Recipe challenge rules: Each week Enara’s dietitians post a new VLCD-approved recipe on the blog. Make the recipe and snap a great pic for your dietitian. If your pic is selected as the best of the bunch, you’ll win a prize at your next appointment!
2 tablespoons avocado oil
1 tablespoon fresh, minced ginger
3 large garlic cloves, minced
1 lb chicken breast, cut into bite-sized pieces
1 small head broccoli, cut into florets
1 green pepper, sliced
1 package carrot noodles
½ tsp. White pepper
1.5 tbsp. Fish sauce
1-2 tbsp. Coconut aminos
Salt and pepper to taste
Sliced scallions for garnish
- Season chicken with salt and pepper and set aside. Heat 1 tbsp oil in wok or large skillet over medium-high heat. Once hot, add ginger, stirring for 30 seconds. Add chicken in single layer and cook until chicken is seared, about 2-3 minutes. Remove from pan and set aside.
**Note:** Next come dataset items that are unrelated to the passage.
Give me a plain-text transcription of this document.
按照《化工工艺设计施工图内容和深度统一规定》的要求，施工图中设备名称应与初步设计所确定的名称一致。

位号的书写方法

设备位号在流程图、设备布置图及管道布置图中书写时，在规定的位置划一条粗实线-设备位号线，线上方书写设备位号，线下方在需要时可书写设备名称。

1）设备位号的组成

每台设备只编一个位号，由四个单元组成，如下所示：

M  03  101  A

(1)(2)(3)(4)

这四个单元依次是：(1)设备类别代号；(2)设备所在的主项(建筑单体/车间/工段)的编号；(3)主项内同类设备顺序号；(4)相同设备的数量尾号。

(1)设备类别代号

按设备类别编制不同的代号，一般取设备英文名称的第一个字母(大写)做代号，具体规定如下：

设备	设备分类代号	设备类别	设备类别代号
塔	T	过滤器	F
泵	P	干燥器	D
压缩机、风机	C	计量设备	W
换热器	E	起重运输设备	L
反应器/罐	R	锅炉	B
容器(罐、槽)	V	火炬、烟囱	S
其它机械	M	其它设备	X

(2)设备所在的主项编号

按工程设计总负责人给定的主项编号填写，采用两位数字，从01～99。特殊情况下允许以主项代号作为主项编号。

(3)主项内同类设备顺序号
- Keeping the pan over medium-high heat, add second tbsp of oil and garlic and heat until golden brown. Add in broccoli and pepper slices and cook for 5 minutes. As you toss, add in white pepper, fish sauce, and coconut aminos. Then add back in the chicken and toss with veggies. Cook another 2 minutes or until chicken is cooked through and no longer pink in the center.
- Add carrot noodles and cook for another minute or two until carrots are just warm. Season with salt and pepper to taste and garnish with scallions before serving.
Nutrition Facts: 280 calories, 7g fat, 221.g carbs, 6.7g fiber, 9.8g sugar.